Of course, you’re welcome to be indignant about this and anything else but the fact remains that Death of a Party’s best will be interesting, perhaps, but important? Never. They simply don’t have the talent. They barely have the sound and here, by the way, this reviewer if forced to seriously stretch to find words for “angular” and for “sharp” that have not been previously used (read: “exhausted”) by presumably similarly exhausted critics. Let’s see… Moderate rock that sounds like someone cutting off their fingertips in a dimly lit kitchen. Occasionally as piercing as a chopstick through the drum of an ear. But, I mean, with a beat you can shift your eyes to. There is the occasional, lambent lurch — like there’s a great party going on and you can hear it, too, but you’re in the next room drinking cough syrup. But this (as a whole) never gets particularly New Wave-y; it never gets sticky. It stays fast and loose, and if that’s enough for you, buy the damn thing. Just be warned that though the style is impeccable, there’s not much oomph behind it. The production’s more tinny — more tin-snip-y, even — than I’d like. Too much damn treble. Not near enough oceanic fullness to back it up.

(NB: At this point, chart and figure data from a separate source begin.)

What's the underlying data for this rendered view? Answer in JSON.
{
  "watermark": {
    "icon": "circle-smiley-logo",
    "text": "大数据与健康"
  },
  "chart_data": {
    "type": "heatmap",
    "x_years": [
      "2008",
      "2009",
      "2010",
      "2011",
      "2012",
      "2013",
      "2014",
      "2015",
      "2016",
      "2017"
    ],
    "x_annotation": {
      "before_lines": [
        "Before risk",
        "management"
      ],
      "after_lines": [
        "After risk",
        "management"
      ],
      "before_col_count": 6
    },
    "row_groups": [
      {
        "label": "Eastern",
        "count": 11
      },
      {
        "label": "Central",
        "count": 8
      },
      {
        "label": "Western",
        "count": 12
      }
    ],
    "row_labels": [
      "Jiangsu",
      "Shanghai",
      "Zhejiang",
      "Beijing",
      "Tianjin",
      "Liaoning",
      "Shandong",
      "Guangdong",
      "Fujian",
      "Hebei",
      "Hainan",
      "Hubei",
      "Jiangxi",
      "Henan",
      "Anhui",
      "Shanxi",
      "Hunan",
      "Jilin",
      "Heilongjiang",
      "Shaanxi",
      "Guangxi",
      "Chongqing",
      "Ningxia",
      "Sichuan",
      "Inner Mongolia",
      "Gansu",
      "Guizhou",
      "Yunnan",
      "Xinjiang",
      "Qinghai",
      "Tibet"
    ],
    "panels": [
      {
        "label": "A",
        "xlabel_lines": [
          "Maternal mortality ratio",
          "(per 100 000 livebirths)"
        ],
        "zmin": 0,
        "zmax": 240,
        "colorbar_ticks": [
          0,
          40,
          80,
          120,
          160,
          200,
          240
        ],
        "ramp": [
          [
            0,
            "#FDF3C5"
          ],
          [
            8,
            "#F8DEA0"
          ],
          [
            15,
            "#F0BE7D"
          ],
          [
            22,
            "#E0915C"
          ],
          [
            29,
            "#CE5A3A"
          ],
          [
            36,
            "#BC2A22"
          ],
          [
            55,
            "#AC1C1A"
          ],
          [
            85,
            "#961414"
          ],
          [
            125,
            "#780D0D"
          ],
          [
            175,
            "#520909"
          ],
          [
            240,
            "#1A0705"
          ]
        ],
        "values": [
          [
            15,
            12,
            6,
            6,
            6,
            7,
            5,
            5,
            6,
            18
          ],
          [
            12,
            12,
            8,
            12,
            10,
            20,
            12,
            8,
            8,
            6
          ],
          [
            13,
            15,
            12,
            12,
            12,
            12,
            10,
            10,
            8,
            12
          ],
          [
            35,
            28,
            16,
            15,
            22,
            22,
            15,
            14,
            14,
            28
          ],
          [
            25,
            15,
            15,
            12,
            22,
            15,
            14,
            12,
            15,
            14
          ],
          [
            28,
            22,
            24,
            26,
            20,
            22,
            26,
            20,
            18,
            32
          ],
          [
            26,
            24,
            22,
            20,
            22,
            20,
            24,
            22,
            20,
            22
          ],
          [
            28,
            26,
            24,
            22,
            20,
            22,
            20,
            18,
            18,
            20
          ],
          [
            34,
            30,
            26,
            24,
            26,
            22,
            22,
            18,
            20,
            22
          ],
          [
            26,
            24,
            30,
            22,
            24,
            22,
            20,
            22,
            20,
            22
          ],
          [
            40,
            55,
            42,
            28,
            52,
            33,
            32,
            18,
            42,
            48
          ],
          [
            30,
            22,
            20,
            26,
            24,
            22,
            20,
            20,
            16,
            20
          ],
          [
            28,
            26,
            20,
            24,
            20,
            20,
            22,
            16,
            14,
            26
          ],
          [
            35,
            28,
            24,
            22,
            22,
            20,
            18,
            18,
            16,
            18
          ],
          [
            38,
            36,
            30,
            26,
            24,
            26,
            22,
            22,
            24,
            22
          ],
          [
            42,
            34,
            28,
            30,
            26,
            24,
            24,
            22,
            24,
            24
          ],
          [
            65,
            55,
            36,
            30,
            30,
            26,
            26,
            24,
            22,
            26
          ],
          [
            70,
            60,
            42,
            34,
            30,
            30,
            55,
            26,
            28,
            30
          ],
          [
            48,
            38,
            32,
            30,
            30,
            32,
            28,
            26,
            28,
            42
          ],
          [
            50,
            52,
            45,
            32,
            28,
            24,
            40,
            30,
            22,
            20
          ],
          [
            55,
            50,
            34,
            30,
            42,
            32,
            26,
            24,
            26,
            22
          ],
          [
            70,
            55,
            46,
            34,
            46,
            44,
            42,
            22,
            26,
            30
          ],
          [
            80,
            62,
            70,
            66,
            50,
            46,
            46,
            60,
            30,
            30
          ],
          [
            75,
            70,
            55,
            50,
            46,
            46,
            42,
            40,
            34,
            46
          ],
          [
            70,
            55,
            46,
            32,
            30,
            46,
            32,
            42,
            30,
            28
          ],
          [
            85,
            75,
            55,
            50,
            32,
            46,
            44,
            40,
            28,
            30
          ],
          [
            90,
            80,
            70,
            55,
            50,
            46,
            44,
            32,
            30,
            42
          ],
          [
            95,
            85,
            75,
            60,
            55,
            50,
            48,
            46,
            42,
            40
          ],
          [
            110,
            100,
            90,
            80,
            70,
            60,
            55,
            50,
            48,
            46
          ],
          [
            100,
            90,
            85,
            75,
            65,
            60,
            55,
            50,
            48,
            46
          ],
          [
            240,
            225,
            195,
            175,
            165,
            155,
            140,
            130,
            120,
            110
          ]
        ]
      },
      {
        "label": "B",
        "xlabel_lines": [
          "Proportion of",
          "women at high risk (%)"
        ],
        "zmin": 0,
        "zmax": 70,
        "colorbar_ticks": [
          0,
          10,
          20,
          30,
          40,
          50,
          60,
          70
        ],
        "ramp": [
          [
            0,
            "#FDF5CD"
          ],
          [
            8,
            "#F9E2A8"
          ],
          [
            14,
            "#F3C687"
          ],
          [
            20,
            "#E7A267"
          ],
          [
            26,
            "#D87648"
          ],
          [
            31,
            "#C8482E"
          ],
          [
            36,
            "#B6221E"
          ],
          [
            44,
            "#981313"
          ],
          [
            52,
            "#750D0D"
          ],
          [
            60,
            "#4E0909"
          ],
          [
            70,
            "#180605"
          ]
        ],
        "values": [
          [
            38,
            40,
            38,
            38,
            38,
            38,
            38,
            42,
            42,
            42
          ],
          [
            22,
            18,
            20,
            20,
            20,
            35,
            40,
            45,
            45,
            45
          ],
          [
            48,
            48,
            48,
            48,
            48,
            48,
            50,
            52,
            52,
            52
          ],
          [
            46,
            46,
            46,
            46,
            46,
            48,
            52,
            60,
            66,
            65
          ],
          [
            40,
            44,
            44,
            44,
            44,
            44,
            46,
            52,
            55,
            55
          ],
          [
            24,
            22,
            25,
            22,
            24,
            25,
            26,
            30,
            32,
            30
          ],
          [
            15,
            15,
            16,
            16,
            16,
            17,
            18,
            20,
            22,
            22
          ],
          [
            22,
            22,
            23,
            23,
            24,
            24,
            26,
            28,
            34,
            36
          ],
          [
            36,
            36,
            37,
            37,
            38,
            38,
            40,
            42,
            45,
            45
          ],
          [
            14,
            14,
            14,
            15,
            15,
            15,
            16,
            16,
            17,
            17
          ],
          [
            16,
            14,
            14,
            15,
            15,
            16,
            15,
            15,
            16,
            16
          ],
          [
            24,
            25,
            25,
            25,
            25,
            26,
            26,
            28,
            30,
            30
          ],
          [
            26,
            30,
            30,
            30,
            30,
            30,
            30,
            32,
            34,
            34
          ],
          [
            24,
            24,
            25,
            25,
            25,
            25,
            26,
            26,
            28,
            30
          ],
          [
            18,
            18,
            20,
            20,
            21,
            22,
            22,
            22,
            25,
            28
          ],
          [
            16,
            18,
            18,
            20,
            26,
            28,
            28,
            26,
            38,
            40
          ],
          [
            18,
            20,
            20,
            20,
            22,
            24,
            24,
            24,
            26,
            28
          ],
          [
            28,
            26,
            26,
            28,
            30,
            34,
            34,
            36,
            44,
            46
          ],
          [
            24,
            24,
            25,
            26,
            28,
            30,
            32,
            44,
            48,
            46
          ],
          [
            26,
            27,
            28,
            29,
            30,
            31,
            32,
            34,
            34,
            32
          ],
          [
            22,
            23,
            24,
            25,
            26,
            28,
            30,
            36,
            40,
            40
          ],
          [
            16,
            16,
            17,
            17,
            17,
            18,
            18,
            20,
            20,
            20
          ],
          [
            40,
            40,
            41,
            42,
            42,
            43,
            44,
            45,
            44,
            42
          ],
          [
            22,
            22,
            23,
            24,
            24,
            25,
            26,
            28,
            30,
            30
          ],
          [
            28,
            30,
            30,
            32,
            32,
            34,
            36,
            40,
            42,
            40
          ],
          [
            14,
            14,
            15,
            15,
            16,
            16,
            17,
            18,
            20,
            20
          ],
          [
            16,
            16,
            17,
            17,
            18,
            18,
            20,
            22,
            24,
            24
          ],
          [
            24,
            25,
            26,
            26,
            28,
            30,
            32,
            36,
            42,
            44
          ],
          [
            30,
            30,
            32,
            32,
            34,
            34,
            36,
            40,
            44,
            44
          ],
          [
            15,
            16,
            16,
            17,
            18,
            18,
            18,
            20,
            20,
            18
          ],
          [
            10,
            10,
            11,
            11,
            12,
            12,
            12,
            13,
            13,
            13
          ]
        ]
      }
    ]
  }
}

When you’re this hard on a band (and again, not a bad band! a fun band! probably great in basements, great with girls), it does seem like one should let the band speak for itself, at least for a bit. And so, buried beneath the disco-from-hell racket are actual lyrics. Actual content! Which you may want to avoid. Or to touch with gloved hands, at the very least. Before rubbing your eyes, etc. “With great regret I did entrust / this song to you / of drowning in your arms / into the deepest blue” isn’t bad so much as it is lugubrious. There’s got to be a less wordy and less adolescent way to say this. There’s something about the super-verboseness that’s been dripping into radio these days like poison from a fucking funnel.

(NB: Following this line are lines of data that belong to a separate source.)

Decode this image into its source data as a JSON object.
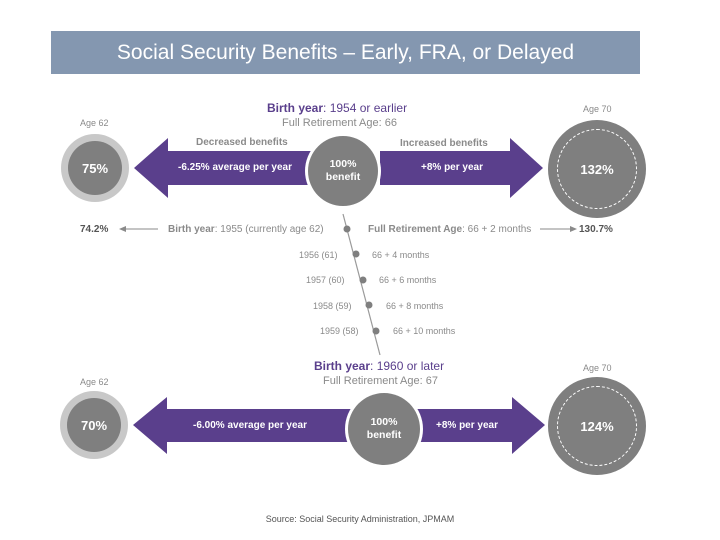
{
  "title": "Social Security Benefits – Early, FRA, or Delayed",
  "top": {
    "birth_year_label": "Birth year",
    "birth_year_value": ": 1954 or earlier",
    "fra": "Full Retirement Age: 66",
    "age_left": "Age 62",
    "age_right": "Age 70",
    "decreased_label": "Decreased benefits",
    "increased_label": "Increased benefits",
    "left_pct": "75%",
    "right_pct": "132%",
    "left_rate": "-6.25% average per year",
    "right_rate": "+8% per year",
    "center_pct": "100%",
    "center_word": "benefit"
  },
  "transition": {
    "left_value": "74.2%",
    "right_value": "130.7%",
    "first_row_left_bold": "Birth year",
    "first_row_left_rest": ": 1955 (currently age 62)",
    "first_row_right_bold": "Full Retirement Age",
    "first_row_right_rest": ": 66 + 2 months",
    "rows": [
      {
        "left": "1956 (61)",
        "right": "66 + 4 months"
      },
      {
        "left": "1957 (60)",
        "right": "66 + 6 months"
      },
      {
        "left": "1958 (59)",
        "right": "66 + 8 months"
      },
      {
        "left": "1959 (58)",
        "right": "66 + 10 months"
      }
    ]
  },
  "bottom": {
    "birth_year_label": "Birth year",
    "birth_year_value": ": 1960 or later",
    "fra": "Full Retirement Age: 67",
    "age_left": "Age 62",
    "age_right": "Age 70",
    "left_pct": "70%",
    "right_pct": "124%",
    "left_rate": "-6.00% average per year",
    "right_rate": "+8% per year",
    "center_pct": "100%",
    "center_word": "benefit"
  },
  "source": "Source: Social Security Administration, JPMAM",
  "colors": {
    "title_bg": "#8497b0",
    "purple": "#5a3f8c",
    "circle_gray": "#7f7f7f",
    "ring_gray": "#c8c8c8"
  }
}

And you can blame Panic! At the Disco and you can blame The Academy Is…, et al, but spare a little blame, too, for whoever isn’t stopping this influx, for the non-succinct, the casual, and the only apparently clever. As the late Vonnegut pointed out, one has to be careful who one pretends to be. Or as Frank Herbert said, “long pretense creates reality.” You can’t act average. I mean, look: you can’t imitate the incompetent (e.g., The Blood Brothers). You can only repeat the same mistakes. Lyrics like “In exhibit a, she states; ‘you’ll be the fox.’ / in exhibit b, she says; she says, ‘I’ll be the hound and I’ll find you in a faceless crowd / Yeah, you know I’ll hunt you down'” seem familiar but sour, with that feeling like, “not this, not again.”

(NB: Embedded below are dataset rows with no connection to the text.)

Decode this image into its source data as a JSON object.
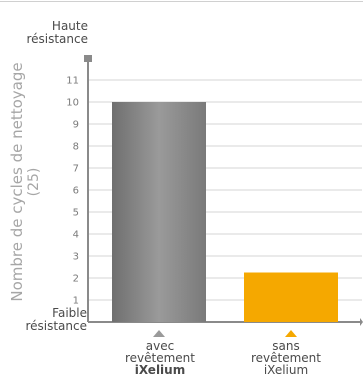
{
  "chart_data": {
    "type": "bar",
    "ylabel": "Nombre de cycles de nettoyage",
    "ylabel_sub": "(25)",
    "top_label": [
      "Haute",
      "résistance"
    ],
    "bottom_label": [
      "Faible",
      "résistance"
    ],
    "yticks": [
      "1",
      "2",
      "3",
      "4",
      "5",
      "6",
      "7",
      "8",
      "9",
      "10",
      "11"
    ],
    "ylim": [
      0,
      12
    ],
    "grid": true,
    "categories": [
      {
        "lines": [
          "avec",
          "revêtement"
        ],
        "bold": "iXelium",
        "value": 10,
        "color": "#8c8c8c",
        "marker_color": "#9a9a9a"
      },
      {
        "lines": [
          "sans",
          "revêtement"
        ],
        "bold": "iXelium",
        "value": 2.25,
        "color": "#f5a800",
        "marker_color": "#f5a800"
      }
    ]
  }
}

Sound like whoever you want, but say something, man, anything. More of the same makes me want to die. The imitation of a style is the nascent version of the same; it doesn’t take much to be nothing much. Here’s to hoping Death of a Party try to be a little more ambitious in their future fawnery. As is, it’s all a little of this, a little of that, and lined with razors. There are some sequins in there, too, and probably some shit-kicker shoes. Das ist weichgespĆ¼lt, as they say, close, I imagine, to what I’m saying (as a whole) but translated literally as: “treated with softening agents.”